50 ülkeden 2500 iş insanı
Dış Ekonomik Bağlantılar Heyeti (DEİK) Lideri Nail Olpak, bugün de devam edecek olan Türkiye-Afrika Iktisat ve İş Forumu’nda 2 bin 500 iş insanı, panellerde de 50 ülkeden konuşmacı ağırlanacağını belirtti. Bu aktiflik için geliştirdikleri e-ticaret platformunda, binlerce Türk ve Afrikalı iş beşerinin sanal ortamda iş yapma imkanına sahip olduğunu vurgulayan Olpak, “Afrikalı bayan teşebbüsçüler ile Afrika’da iş yapan bahadır Türk bayan girişimcilerimiz ortasında tecrübe paylaşımı sağlamak, iş dünyasında bayanların daha fazla yer alması için tahliller üretmek ve iş birliklerimizi artırmak için Türkiye-Afrika Bayan Liderlik Diyalog Platformu’nu da düzenleyeceğiz” dedi.
Kazan-kazan paydaşlığı
Ticaret Bakanı Ruhsar Pekcan, Türkiye olarak Afrika ülkeleriyle ekonomik münasebette her vakit ortak çıkar, ortak yarar ve kazan-kazan prensiplerini ön planda tuttuklarını vurguladı. Forumda konuşan Pekcan şunları söyledi:
“Afrika ülkeleriyle ticaretimizi sadece bir mal alım-satım ilgisi olarak görmüyoruz.
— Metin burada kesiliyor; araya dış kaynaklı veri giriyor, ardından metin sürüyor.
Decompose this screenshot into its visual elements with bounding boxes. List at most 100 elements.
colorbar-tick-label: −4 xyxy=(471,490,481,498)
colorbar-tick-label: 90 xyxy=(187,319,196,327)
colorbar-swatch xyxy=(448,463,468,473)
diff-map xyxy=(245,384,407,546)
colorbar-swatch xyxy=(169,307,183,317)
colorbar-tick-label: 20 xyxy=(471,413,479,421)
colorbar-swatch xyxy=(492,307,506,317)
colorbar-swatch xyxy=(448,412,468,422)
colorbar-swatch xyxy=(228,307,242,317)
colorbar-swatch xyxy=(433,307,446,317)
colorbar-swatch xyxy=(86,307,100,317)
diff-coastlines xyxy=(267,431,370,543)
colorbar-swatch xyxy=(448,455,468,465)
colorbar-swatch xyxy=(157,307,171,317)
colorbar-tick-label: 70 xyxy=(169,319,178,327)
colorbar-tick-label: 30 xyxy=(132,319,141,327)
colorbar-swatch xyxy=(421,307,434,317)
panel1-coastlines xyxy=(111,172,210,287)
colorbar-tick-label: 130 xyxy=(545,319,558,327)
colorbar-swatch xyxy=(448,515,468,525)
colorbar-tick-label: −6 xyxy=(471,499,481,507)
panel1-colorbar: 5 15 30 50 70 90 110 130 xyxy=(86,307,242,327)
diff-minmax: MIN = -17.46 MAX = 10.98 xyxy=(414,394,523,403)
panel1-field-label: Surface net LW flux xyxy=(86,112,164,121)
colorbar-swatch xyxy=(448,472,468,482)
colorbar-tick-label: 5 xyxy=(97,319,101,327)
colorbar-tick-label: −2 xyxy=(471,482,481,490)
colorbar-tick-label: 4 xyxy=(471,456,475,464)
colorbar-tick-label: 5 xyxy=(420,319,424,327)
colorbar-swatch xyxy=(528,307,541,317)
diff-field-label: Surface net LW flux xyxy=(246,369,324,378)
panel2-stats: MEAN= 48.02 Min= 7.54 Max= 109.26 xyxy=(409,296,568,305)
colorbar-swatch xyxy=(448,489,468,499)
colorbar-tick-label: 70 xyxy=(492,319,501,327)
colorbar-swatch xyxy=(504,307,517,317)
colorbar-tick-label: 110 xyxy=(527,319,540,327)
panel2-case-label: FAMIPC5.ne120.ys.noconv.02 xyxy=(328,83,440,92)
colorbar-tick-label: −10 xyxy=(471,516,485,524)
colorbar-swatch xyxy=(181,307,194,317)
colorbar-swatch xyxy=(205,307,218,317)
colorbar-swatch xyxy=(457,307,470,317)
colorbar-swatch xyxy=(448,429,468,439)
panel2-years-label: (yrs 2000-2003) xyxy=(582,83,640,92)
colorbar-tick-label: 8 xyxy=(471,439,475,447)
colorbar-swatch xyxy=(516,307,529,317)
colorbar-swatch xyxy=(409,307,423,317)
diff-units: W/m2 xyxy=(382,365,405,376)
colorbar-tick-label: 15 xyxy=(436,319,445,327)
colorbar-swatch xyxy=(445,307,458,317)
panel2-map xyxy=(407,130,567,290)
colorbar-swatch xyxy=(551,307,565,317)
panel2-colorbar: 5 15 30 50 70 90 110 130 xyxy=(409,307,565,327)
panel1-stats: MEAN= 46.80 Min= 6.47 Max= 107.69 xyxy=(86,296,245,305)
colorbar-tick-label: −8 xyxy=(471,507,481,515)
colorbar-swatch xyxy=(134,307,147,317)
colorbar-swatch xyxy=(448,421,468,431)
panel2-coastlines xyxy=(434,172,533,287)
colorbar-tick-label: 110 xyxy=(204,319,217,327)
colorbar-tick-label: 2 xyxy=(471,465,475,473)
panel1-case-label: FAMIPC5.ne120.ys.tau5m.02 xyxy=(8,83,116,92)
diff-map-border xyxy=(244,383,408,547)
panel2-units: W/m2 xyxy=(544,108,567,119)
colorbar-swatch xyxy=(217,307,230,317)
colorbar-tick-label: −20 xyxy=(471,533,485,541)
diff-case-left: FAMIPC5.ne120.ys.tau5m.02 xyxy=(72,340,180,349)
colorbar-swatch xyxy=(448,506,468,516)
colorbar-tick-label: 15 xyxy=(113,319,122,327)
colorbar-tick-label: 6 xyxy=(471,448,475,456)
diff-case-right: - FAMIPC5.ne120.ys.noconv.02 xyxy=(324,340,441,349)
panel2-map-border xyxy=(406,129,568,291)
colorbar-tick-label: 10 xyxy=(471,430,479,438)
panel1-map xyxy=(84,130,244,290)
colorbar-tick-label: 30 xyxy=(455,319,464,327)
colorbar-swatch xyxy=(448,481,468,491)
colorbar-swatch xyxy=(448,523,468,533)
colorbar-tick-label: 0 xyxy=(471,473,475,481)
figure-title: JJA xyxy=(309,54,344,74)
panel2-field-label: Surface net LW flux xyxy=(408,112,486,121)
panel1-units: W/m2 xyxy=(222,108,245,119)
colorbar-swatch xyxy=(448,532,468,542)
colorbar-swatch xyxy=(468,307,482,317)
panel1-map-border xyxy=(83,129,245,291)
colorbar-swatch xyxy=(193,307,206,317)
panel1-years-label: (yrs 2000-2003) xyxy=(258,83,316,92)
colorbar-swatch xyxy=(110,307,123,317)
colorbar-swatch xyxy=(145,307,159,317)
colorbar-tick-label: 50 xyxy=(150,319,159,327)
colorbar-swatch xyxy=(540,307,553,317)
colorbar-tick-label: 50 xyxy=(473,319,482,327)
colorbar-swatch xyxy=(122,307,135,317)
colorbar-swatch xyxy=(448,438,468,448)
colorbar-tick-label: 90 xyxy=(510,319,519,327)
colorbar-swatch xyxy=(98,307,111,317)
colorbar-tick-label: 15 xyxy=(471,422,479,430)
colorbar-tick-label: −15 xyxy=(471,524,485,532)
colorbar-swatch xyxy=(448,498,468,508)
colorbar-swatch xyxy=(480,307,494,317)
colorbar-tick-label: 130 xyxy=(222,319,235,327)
Gerçekleştirdiğimiz ticareti, kıta genelindeki Türk yatırımlarını ve Türk şirketlerince Afrika’da gerçekleştirilen müteahhitlik projelerini bir bütün olarak ele alarak tüm bunların Afrika’daki dost ve kardeş ülke ekonomilerine olan katkılarını önemsiyoruz. Ticaret ve yatırım bağlantılarımızın Afrika’daki dost ülkelerin ekonomik gelişim ve kalkınma sürecine katkı sağlaması ve ilgilerimizin sürdürülebilir olması bizim için önceliktir.”